Optimization performance

First we consider the improvement of GASH compared to Global ASH from the summaries given in Additional files 1 and 2. In terms of optimization of the NER score (or any of the other measures), GASH consistently out-performs Global ASH. An improvement of approximately 10 residues is seen in every query average, with the exception of 1e03L, where the two programs agreed on average. The improvement in terms of alignment accuracy is achieved while at the same time decreasing the CPU time per alignment (table 2).

Next we consider the performance compared to DaliLite and CE. GASH consistently aligned an equal or greater number of residues than either DaliLite or CE, independent of the measure used to define accuracy. The improvement relative to CE is particularly dramatic, with an average of 7–19 more residues aligned (depending on the measure used). With DaliLite, the improvement (4–8 residues, on average) was not as dramatic, but it was consistent across most query sets. In terms of CPU usage, CE was the slowest for proteins in the 100–273 residue range, and DaliLite was several seconds faster than GASH in this size range. In the 339–424 residue range, CPU times differ between the four programs by only a few seconds, on average. The greatest difference in CPU usage is seen for the largest structures: DaliLite uses only 25 and 28 seconds, for 1bgw (680 residues) and 1bxrA (1074 residues), but both GASH and CE run for longer times(approximately 40 and 60 seconds, respectively).

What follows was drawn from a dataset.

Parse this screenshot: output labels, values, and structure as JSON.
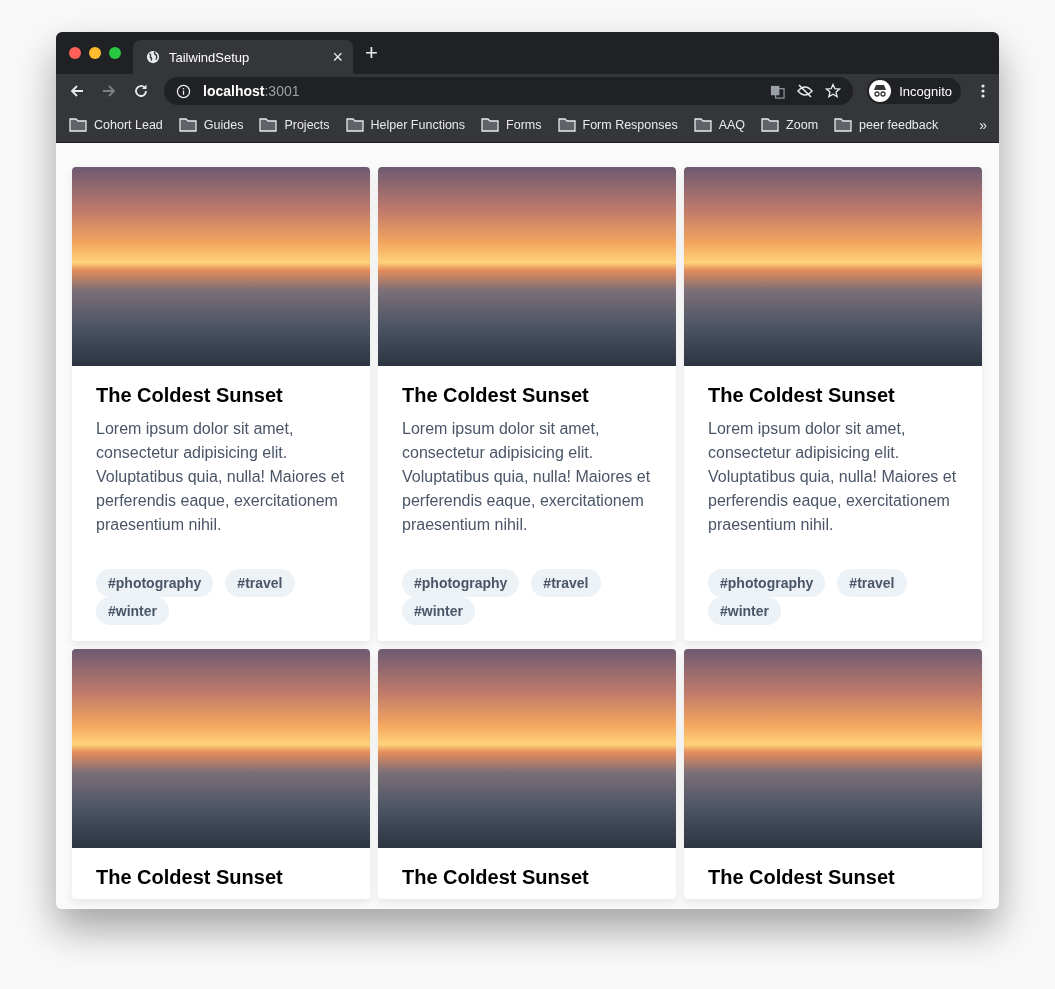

It must be emphasized that these results represent use of the DaliLite and CE programs as is, without any changes in the source code for this difficult set of alignment problems. In the hands of the authors, CE or DaliLite might well yield higher NER scores and/or lower CPU times.

Sufficiency of Local ASH initial alignments

We address the question of coverage in the initial set of alignments by comparing the default GASH performance with Meta GASH, where alignments from DaliLite and CE were added to the initial set. Since GASH uses only the crossover operation from the genetic algorithm, not mutation, the only new information it can generate is in the re-alignment step. DaliLite and CE both generate alignments by completely different algorithms from each other and from Local ASH, so if there is not enough information in the initial set of Local GASH alignments, we should see an improvement in the accuracy when alignments from DaliLite and CE are added.

In terms of the NER score, there is a slight average improvement of 2 aligned residues upon using Meta GASH. This improvement can be observed consistently across most query sets, showing that we are not always locating the exact global optimum in the NER score when using default GASH. However, these differences are not great enough to justify using Meta GASH routinely, since the CPU usage would be approximately 3 times that of default GASH.

Necessity and sufficiency of crossover

In order to determine if the crossover is both necessary and sufficient, we compare default GASH to GASH without crossover and to GASH with high crossover. The no-crossover results are not as good as those of default GASH, but the improvement is not very dramatic, on average. In fact, no-crossover GASH is slightly better on average than DaliLite, and at a competitive CPU usage. However, if we consider particular cases, such as the alignment between 1gqeA and 1p32A (figure 6), the difference in NER4 is 16, and in the number aligned under an RMSD of 2Å is 28 residues. Such particular cases, as well as the fact that the difference in CPU between default and no-cross GASH is only a few seconds at most, justifies the use of the crossover operation. In contrast, when we increase the crossover by a factor of 100 we do not see an improvement in any of the similarity measures, on average. This strongly suggests that the extent of crossover in the default program is both necessary and sufficient.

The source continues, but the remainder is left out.